Audio archives of cultural heritage represent an important form of saving people's collective memories. Those initiatives have flourished in several countries and aim at preserving the local spoken audio heritage. The size of those collections is constantly increasing and demands considerable efforts in annotation and categorization. Automatically structuring and indexing spoken audio archives is an active research field with focus on well defined types of data like Broadcast recordings, voice-mail, lectures or meetings. However spoken data from the cultural heritage presents considerably more heterogeneous contents respect to conventional Broadcast recordings or meetings. Beside conventional presentations, interviews, testimonies, debates, they also contains folkloric literary productions, i.e., recitals, poems and theatrical representations (see e.g. http://xml.memovs.ch/s024-55-146.xml) which represent an important part of those archives as well as a fundamental element of the local cultural heritage. Recitals, poems and theatre have significantly different structure and stylistic features compared to presentations, interviews and story-telling and none of the current spoken data processing methods is able to detect and classify them distinguishing from other story types, limiting thus the automatic indexing of those data.
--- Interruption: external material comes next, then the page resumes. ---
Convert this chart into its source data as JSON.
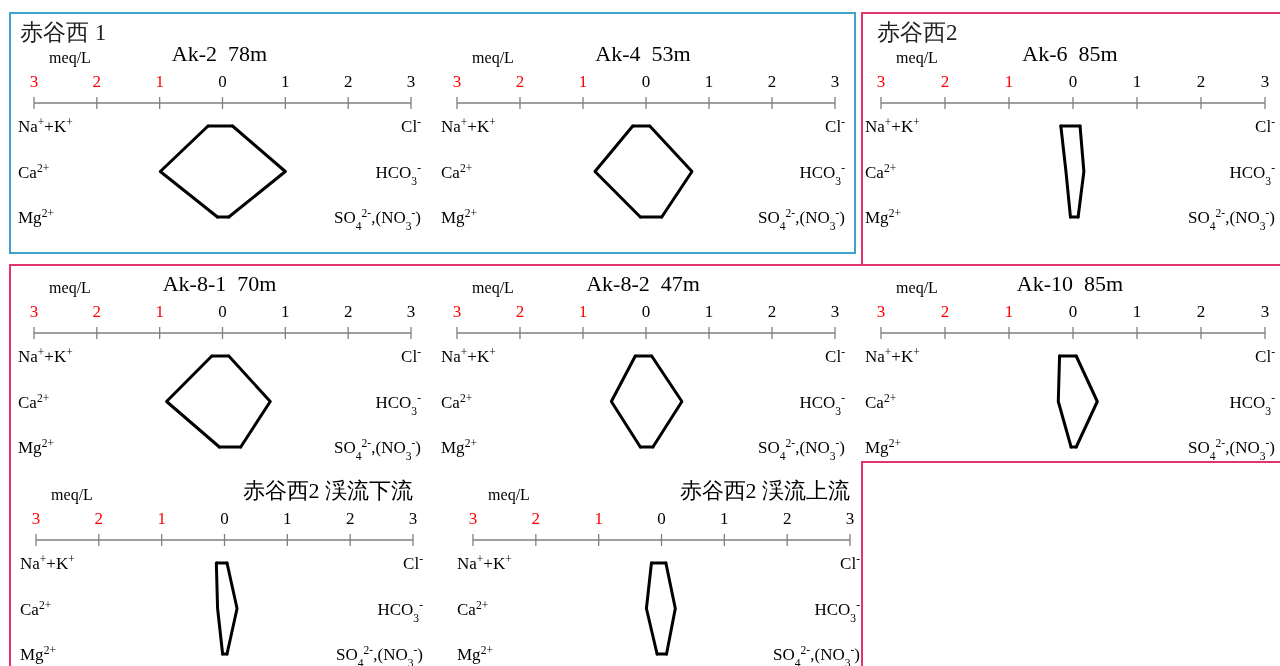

The proposed project (SESAME) aims at advancing the state-of-the-art in speech processing for automatically detecting and classifying folkloric literary productions uttered by actors in spoken archives of the cultural heritage. SESAME is organized in two research tracks:
- The automatic identification of actors in a given recording. This involves two subtasks: the detection of speaker time boundaries and the classification of each speaker into a category (or role), i.e., actor, journalist or guest.
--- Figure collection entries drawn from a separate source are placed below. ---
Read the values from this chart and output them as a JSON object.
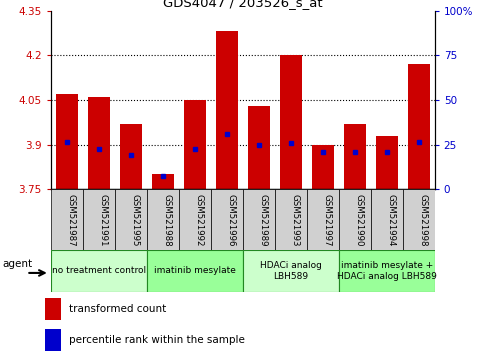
{
  "title": "GDS4047 / 203526_s_at",
  "samples": [
    "GSM521987",
    "GSM521991",
    "GSM521995",
    "GSM521988",
    "GSM521992",
    "GSM521996",
    "GSM521989",
    "GSM521993",
    "GSM521997",
    "GSM521990",
    "GSM521994",
    "GSM521998"
  ],
  "bar_values": [
    4.07,
    4.06,
    3.97,
    3.8,
    4.05,
    4.28,
    4.03,
    4.2,
    3.9,
    3.97,
    3.93,
    4.17
  ],
  "percentile_values": [
    3.91,
    3.885,
    3.865,
    3.795,
    3.885,
    3.935,
    3.9,
    3.905,
    3.875,
    3.875,
    3.875,
    3.91
  ],
  "bar_bottom": 3.75,
  "ylim_left": [
    3.75,
    4.35
  ],
  "ylim_right": [
    0,
    100
  ],
  "yticks_left": [
    3.75,
    3.9,
    4.05,
    4.2,
    4.35
  ],
  "yticks_right": [
    0,
    25,
    50,
    75,
    100
  ],
  "ytick_labels_left": [
    "3.75",
    "3.9",
    "4.05",
    "4.2",
    "4.35"
  ],
  "ytick_labels_right": [
    "0",
    "25",
    "50",
    "75",
    "100%"
  ],
  "bar_color": "#cc0000",
  "percentile_color": "#0000cc",
  "grid_color": "#000000",
  "groups": [
    {
      "label": "no treatment control",
      "start": 0,
      "end": 3,
      "color": "#ccffcc"
    },
    {
      "label": "imatinib mesylate",
      "start": 3,
      "end": 6,
      "color": "#99ff99"
    },
    {
      "label": "HDACi analog\nLBH589",
      "start": 6,
      "end": 9,
      "color": "#ccffcc"
    },
    {
      "label": "imatinib mesylate +\nHDACi analog LBH589",
      "start": 9,
      "end": 12,
      "color": "#99ff99"
    }
  ],
  "agent_label": "agent",
  "legend_items": [
    {
      "label": "transformed count",
      "color": "#cc0000"
    },
    {
      "label": "percentile rank within the sample",
      "color": "#0000cc"
    }
  ],
  "bg_color": "#ffffff",
  "plot_bg_color": "#ffffff",
  "bar_width": 0.7,
  "sample_box_color": "#d0d0d0"
}
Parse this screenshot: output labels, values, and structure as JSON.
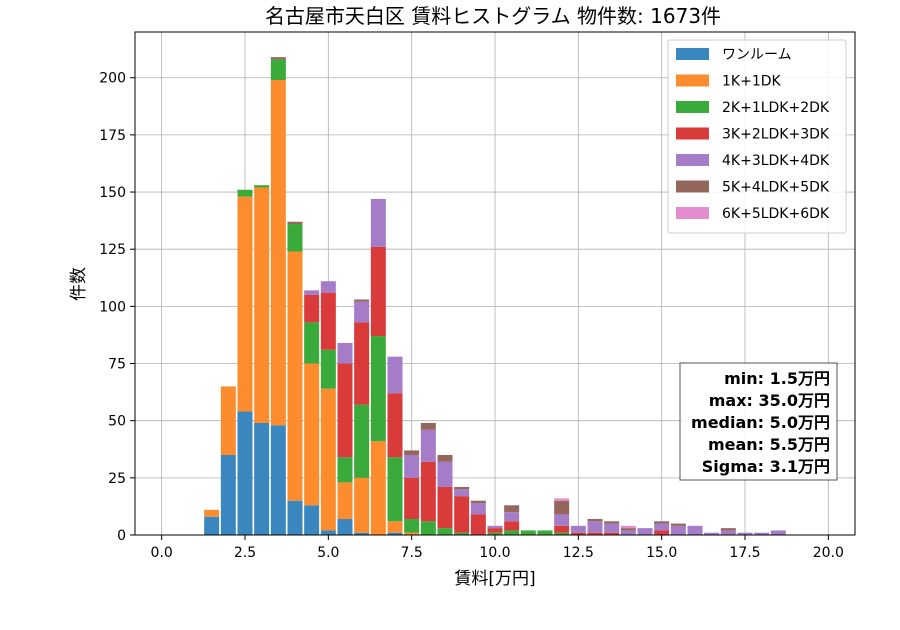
{
  "chart_data": {
    "type": "bar",
    "stacked": true,
    "title": "名古屋市天白区 賃料ヒストグラム 物件数: 1673件",
    "xlabel": "賃料[万円]",
    "ylabel": "件数",
    "xlim": [
      -0.8,
      20.8
    ],
    "ylim": [
      0,
      220
    ],
    "xticks": [
      0.0,
      2.5,
      5.0,
      7.5,
      10.0,
      12.5,
      15.0,
      17.5,
      20.0
    ],
    "xtick_labels": [
      "0.0",
      "2.5",
      "5.0",
      "7.5",
      "10.0",
      "12.5",
      "15.0",
      "17.5",
      "20.0"
    ],
    "yticks": [
      0,
      25,
      50,
      75,
      100,
      125,
      150,
      175,
      200
    ],
    "ytick_labels": [
      "0",
      "25",
      "50",
      "75",
      "100",
      "125",
      "150",
      "175",
      "200"
    ],
    "grid": true,
    "legend_position": "top-right",
    "bin_width": 0.5,
    "x": [
      1.5,
      2.0,
      2.5,
      3.0,
      3.5,
      4.0,
      4.5,
      5.0,
      5.5,
      6.0,
      6.5,
      7.0,
      7.5,
      8.0,
      8.5,
      9.0,
      9.5,
      10.0,
      10.5,
      11.0,
      11.5,
      12.0,
      12.5,
      13.0,
      13.5,
      14.0,
      14.5,
      15.0,
      15.5,
      16.0,
      16.5,
      17.0,
      17.5,
      18.0,
      18.5
    ],
    "series": [
      {
        "name": "ワンルーム",
        "color": "#3a86be",
        "values": [
          8,
          35,
          54,
          49,
          48,
          15,
          13,
          2,
          7,
          1,
          0,
          1,
          0,
          0,
          0,
          0,
          0,
          0,
          0,
          0,
          0,
          0,
          0,
          0,
          0,
          0,
          0,
          0,
          0,
          0,
          0,
          0,
          0,
          0,
          0
        ]
      },
      {
        "name": "1K+1DK",
        "color": "#fd8c2f",
        "values": [
          3,
          30,
          94,
          103,
          151,
          109,
          62,
          62,
          16,
          24,
          41,
          5,
          1,
          0,
          0,
          0,
          0,
          0,
          0,
          0,
          0,
          0,
          0,
          0,
          0,
          0,
          0,
          0,
          0,
          0,
          0,
          0,
          0,
          0,
          0
        ]
      },
      {
        "name": "2K+1LDK+2DK",
        "color": "#3aab3a",
        "values": [
          0,
          0,
          3,
          1,
          9,
          12,
          18,
          17,
          11,
          32,
          46,
          28,
          6,
          6,
          3,
          1,
          0,
          1,
          2,
          2,
          2,
          1,
          0,
          0,
          0,
          0,
          0,
          0,
          0,
          0,
          0,
          0,
          0,
          0,
          0
        ]
      },
      {
        "name": "3K+2LDK+3DK",
        "color": "#d93a3a",
        "values": [
          0,
          0,
          0,
          0,
          0,
          0,
          12,
          25,
          41,
          36,
          39,
          28,
          18,
          26,
          18,
          16,
          9,
          2,
          4,
          0,
          0,
          3,
          1,
          1,
          1,
          0,
          0,
          2,
          0,
          0,
          0,
          0,
          0,
          0,
          0
        ]
      },
      {
        "name": "4K+3LDK+4DK",
        "color": "#a57cc8",
        "values": [
          0,
          0,
          0,
          0,
          0,
          0,
          2,
          5,
          9,
          9,
          21,
          16,
          10,
          14,
          11,
          3,
          5,
          1,
          4,
          0,
          0,
          5,
          3,
          5,
          4,
          2,
          3,
          3,
          4,
          4,
          1,
          2,
          1,
          1,
          2
        ]
      },
      {
        "name": "5K+4LDK+5DK",
        "color": "#95675c",
        "values": [
          0,
          0,
          0,
          0,
          1,
          1,
          0,
          0,
          0,
          1,
          0,
          0,
          2,
          3,
          3,
          1,
          1,
          0,
          3,
          0,
          0,
          6,
          0,
          1,
          1,
          1,
          0,
          1,
          1,
          0,
          0,
          1,
          0,
          0,
          0
        ]
      },
      {
        "name": "6K+5LDK+6DK",
        "color": "#e58cce",
        "values": [
          0,
          0,
          0,
          0,
          0,
          0,
          0,
          0,
          0,
          0,
          0,
          0,
          0,
          0,
          0,
          0,
          0,
          0,
          0,
          0,
          0,
          1,
          0,
          0,
          0,
          1,
          0,
          0,
          0,
          0,
          0,
          0,
          0,
          0,
          0
        ]
      }
    ],
    "stats": {
      "min": "min: 1.5万円",
      "max": "max: 35.0万円",
      "median": "median: 5.0万円",
      "mean": "mean: 5.5万円",
      "sigma": "Sigma: 3.1万円"
    }
  }
}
- The automatic identification of literary productions in a given recording. This involves two subtasks: the detection of the story boundaries (i.e., semantically uniform segments) and the classification of each story into a category, i.e., presentation, interview, debate, story-telling, recital, poetry or theatrical representation.
The methodology proposed for achieving the goals is based on the investigation of statistical classifiers trained on in-domain data and on the investigation of structural and stylistic features, both speaker-related and story-related. We plan to perform the entire research on selected data from available collections of the Swiss audio cultural heritage, e.g., http://xml.memovs.ch/s024-.xml that will be manually annotated for performing the previous mentioned tasks. We ask the Hasler Stiftung to fund a dedicated PhD student to perform the research (3 years with possibility of extending to a forth year). The importance of SESAME is threefold. It will define a data set for performing the scientific experiments providing a common setup on which further research projects could be developed around the Swiss audio cultural heritage. From a fundamental research point of view, SESAME will attempt to characterize both in term of structure and style, spoken content largely available, yet neglected, like folkloric literature and separate it from other conventional presentations, interviews or stories. Results will be evaluated according to standard metrics in the area of speech processing. From a training point of view, SESAME will introduce a PhD student into state-of-the-art speech and audio processing.